By sealing the end faces of both insulator bodies with the adhesive material, rainwater, etc. from the outside is prevented from passing between the end faces and infiltrating into the through hole, thereby preventing leakage current from flowing and causing a ground fault. be able to.

In addition, if a resin adhesive material is used as the adhesive material, it is possible to easily bond the two insulator bodies together, but if an inorganic material is used and sealed by heat treatment, the inorganic material will sinter, so it will last for a long time. The bonding strength between the end faces of both insulator bodies can be more strongly maintained over a period of time.

Furthermore, a spacer made of a material with almost the same coefficient of thermal expansion as the insulator body is interposed between the end faces of both insulator bodies, an inorganic material is applied between the spacer and the end face of the insulator body, and an electrode is placed on the spacer. By connecting these and applying a voltage, the inorganic material is reliably sintered between the end faces up to the vicinity of the through hole, thereby further improving the bonding strength between the end faces.

Further, even if the sealing material filled in the through hole seeps out between the end faces of the insulator due to thermal expansion, it is absorbed by the gap, thereby preventing damage to the insulator body.

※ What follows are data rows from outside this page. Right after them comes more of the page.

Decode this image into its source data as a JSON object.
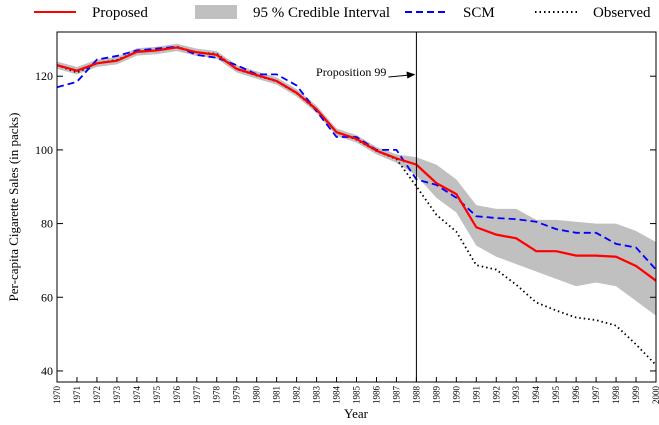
{
  "chart_data": {
    "type": "line",
    "xlabel": "Year",
    "ylabel": "Per-capita Cigarette Sales (in packs)",
    "x": [
      1970,
      1971,
      1972,
      1973,
      1974,
      1975,
      1976,
      1977,
      1978,
      1979,
      1980,
      1981,
      1982,
      1983,
      1984,
      1985,
      1986,
      1987,
      1988,
      1989,
      1990,
      1991,
      1992,
      1993,
      1994,
      1995,
      1996,
      1997,
      1998,
      1999,
      2000
    ],
    "xlim": [
      1970,
      2000
    ],
    "xticks": [
      1970,
      1971,
      1972,
      1973,
      1974,
      1975,
      1976,
      1977,
      1978,
      1979,
      1980,
      1981,
      1982,
      1983,
      1984,
      1985,
      1986,
      1987,
      1988,
      1989,
      1990,
      1991,
      1992,
      1993,
      1994,
      1995,
      1996,
      1997,
      1998,
      1999,
      2000
    ],
    "ylim": [
      37,
      132
    ],
    "yticks": [
      40,
      60,
      80,
      100,
      120
    ],
    "annotation": {
      "text": "Proposition 99",
      "x": 1988
    },
    "series": [
      {
        "name": "Proposed",
        "color": "#ff0000",
        "style": "solid",
        "values": [
          123,
          121.5,
          123.5,
          124.2,
          126.6,
          127,
          127.8,
          126.5,
          125.8,
          122,
          120.3,
          118.7,
          115.5,
          111,
          104.8,
          103,
          99.8,
          97.7,
          96,
          91,
          88,
          79,
          77,
          76,
          72.5,
          72.5,
          71.3,
          71.3,
          71,
          68.5,
          64.5
        ]
      },
      {
        "name": "95 % Credible Interval",
        "color": "#c0c0c0",
        "style": "band",
        "lower": [
          122,
          120.5,
          122.5,
          123.2,
          125.6,
          126,
          126.8,
          125.5,
          124.8,
          121,
          119.3,
          117.7,
          114.5,
          110,
          103.8,
          102,
          98.8,
          96.5,
          93,
          87,
          83,
          74,
          71,
          69,
          67,
          65,
          63,
          64,
          63,
          59,
          55
        ],
        "upper": [
          124,
          122.5,
          124.5,
          125.2,
          127.6,
          128,
          128.8,
          127.5,
          126.8,
          123,
          121.3,
          119.7,
          116.5,
          112,
          105.8,
          104,
          100.8,
          98.8,
          98,
          96,
          92,
          85,
          84,
          84,
          81,
          81,
          80.5,
          80,
          80,
          78,
          75
        ]
      },
      {
        "name": "SCM",
        "color": "#0000ff",
        "style": "dashed",
        "values": [
          117,
          118.5,
          124.5,
          125.5,
          127,
          127.5,
          128,
          125.8,
          125,
          123,
          120.5,
          120.5,
          117.5,
          110.5,
          103.5,
          103.5,
          100,
          100,
          92,
          90.5,
          87,
          82,
          81.5,
          81.2,
          80.5,
          78.5,
          77.5,
          77.5,
          74.5,
          73.5,
          67.5
        ]
      },
      {
        "name": "Observed",
        "color": "#000000",
        "style": "dotted",
        "values": [
          123,
          121,
          123.5,
          124.4,
          126.7,
          127.1,
          128,
          126.4,
          126.1,
          121.9,
          120.2,
          118.6,
          115.4,
          110.8,
          104.8,
          102.8,
          99.7,
          97.5,
          90.1,
          82.4,
          77.8,
          68.7,
          67.5,
          63.4,
          58.6,
          56.4,
          54.5,
          53.8,
          52.3,
          47.2,
          41.6
        ]
      }
    ]
  }
}
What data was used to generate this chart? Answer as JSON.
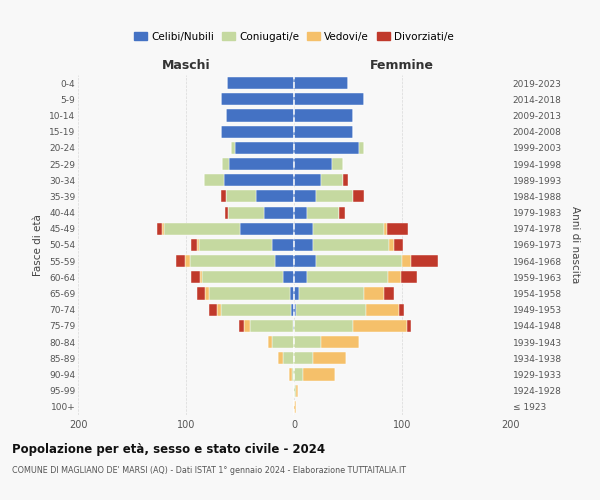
{
  "age_groups": [
    "100+",
    "95-99",
    "90-94",
    "85-89",
    "80-84",
    "75-79",
    "70-74",
    "65-69",
    "60-64",
    "55-59",
    "50-54",
    "45-49",
    "40-44",
    "35-39",
    "30-34",
    "25-29",
    "20-24",
    "15-19",
    "10-14",
    "5-9",
    "0-4"
  ],
  "birth_years": [
    "≤ 1923",
    "1924-1928",
    "1929-1933",
    "1934-1938",
    "1939-1943",
    "1944-1948",
    "1949-1953",
    "1954-1958",
    "1959-1963",
    "1964-1968",
    "1969-1973",
    "1974-1978",
    "1979-1983",
    "1984-1988",
    "1989-1993",
    "1994-1998",
    "1999-2003",
    "2004-2008",
    "2009-2013",
    "2014-2018",
    "2019-2023"
  ],
  "m_celibi": [
    0,
    0,
    0,
    0,
    0,
    1,
    3,
    4,
    10,
    18,
    20,
    50,
    28,
    35,
    65,
    60,
    55,
    68,
    63,
    68,
    62
  ],
  "m_coniugati": [
    0,
    0,
    2,
    10,
    20,
    40,
    65,
    75,
    75,
    78,
    68,
    70,
    33,
    28,
    18,
    7,
    3,
    0,
    0,
    0,
    0
  ],
  "m_vedovi": [
    0,
    0,
    3,
    5,
    4,
    5,
    3,
    3,
    2,
    5,
    2,
    2,
    0,
    0,
    0,
    0,
    0,
    0,
    0,
    0,
    0
  ],
  "m_divorziati": [
    0,
    0,
    0,
    0,
    0,
    5,
    8,
    8,
    8,
    8,
    5,
    5,
    3,
    5,
    0,
    0,
    0,
    0,
    0,
    0,
    0
  ],
  "f_nubili": [
    0,
    0,
    0,
    0,
    0,
    0,
    2,
    5,
    12,
    20,
    18,
    18,
    12,
    20,
    25,
    35,
    60,
    55,
    55,
    65,
    50
  ],
  "f_coniugate": [
    0,
    2,
    8,
    18,
    25,
    55,
    65,
    60,
    75,
    80,
    70,
    65,
    30,
    35,
    20,
    10,
    5,
    0,
    0,
    0,
    0
  ],
  "f_vedove": [
    2,
    2,
    30,
    30,
    35,
    50,
    30,
    18,
    12,
    8,
    5,
    3,
    0,
    0,
    0,
    0,
    0,
    0,
    0,
    0,
    0
  ],
  "f_divorziate": [
    0,
    0,
    0,
    0,
    0,
    3,
    5,
    10,
    15,
    25,
    8,
    20,
    5,
    10,
    5,
    0,
    0,
    0,
    0,
    0,
    0
  ],
  "col_celibi": "#4472C4",
  "col_coniugati": "#c5d9a0",
  "col_vedovi": "#f5c06a",
  "col_divorziati": "#c0392b",
  "xlim": 200,
  "bg_color": "#f8f8f8",
  "grid_color": "#cccccc",
  "title": "Popolazione per età, sesso e stato civile - 2024",
  "subtitle": "COMUNE DI MAGLIANO DE' MARSI (AQ) - Dati ISTAT 1° gennaio 2024 - Elaborazione TUTTAITALIA.IT",
  "label_maschi": "Maschi",
  "label_femmine": "Femmine",
  "label_fascia": "Fasce di età",
  "label_anni": "Anni di nascita",
  "legend_labels": [
    "Celibi/Nubili",
    "Coniugati/e",
    "Vedovi/e",
    "Divorziati/e"
  ]
}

Furthermore, since the shape of the joint end face of the insulator body is made larger in diameter than the cross-sectional shape of the body of the insulator body, the area to be bonded becomes larger and the joint strength can be further improved.

[Brief explanation of drawings]

FIG. 1 is an overall front sectional view of the first embodiment of the present invention, FIG. 2 is an enlarged sectional view of the main part, FIG. 3 is an enlarged sectional view of the main part of the second embodiment, and FIG. 4 is the third embodiment. An enlarged sectional view of the main parts of the example,
FIG. 5 is an enlarged sectional view of the main part of the fourth embodiment. An insulator 1 as an insulator body, a through hole 2, an optical fiber 3, and a resin 5 as an adhesive material. Same glaze 8°, same inorganic glass 11, Kovar plate 9 as a spacer, through hole 10,
Air gap S0 Patent applicant Nippon Insulator Co., Ltd. Representative Patent attorney On 1) Hironobu (1 idiot)

Claims (1)

[Claims] 1. A plurality of insulator bodies in which through-holes for optical fiber insertion are formed are bonded to each other, and the end surfaces of the two insulator bodies to be bonded are sealed with an adhesive material. Multi-layered optical fiber built-in insulator. 2. The multi-tiered optical fiber built-in insulator according to claim 1, wherein the adhesive material is a resin adhesive. 3. The multi-tiered optical fiber built-in insulator according to claim 1, wherein the adhesive material is an inorganic material and is sealed by heat treatment. 4. The adhesive material is for sealing between the end faces of both the insulator bodies and a spacer interposed between the end faces, and the spacer is made of a material having substantially the same coefficient of thermal expansion as the insulator body. 4. The multi-tiered optical fiber built-in insulator according to claim 1, wherein a through hole having a diameter larger than at least the through hole is formed at a position corresponding to the through hole of the insulator body. 5. The multi-tiered optical fiber built-in insulator according to claim 1, wherein the optical fiber is sealed with a sealing material, and a gap is provided between the adhesive material and the sealing material. 6. Claims 1 to 4 characterized in that the shape of the joined end face of the insulator body, which is formed with a through hole for the insertion of an optical fiber and is joined in multiple stages, is larger in diameter than the cross-sectional shape of the body of the insulator body.
The described insulator with built-in multi-tiered optical fibers.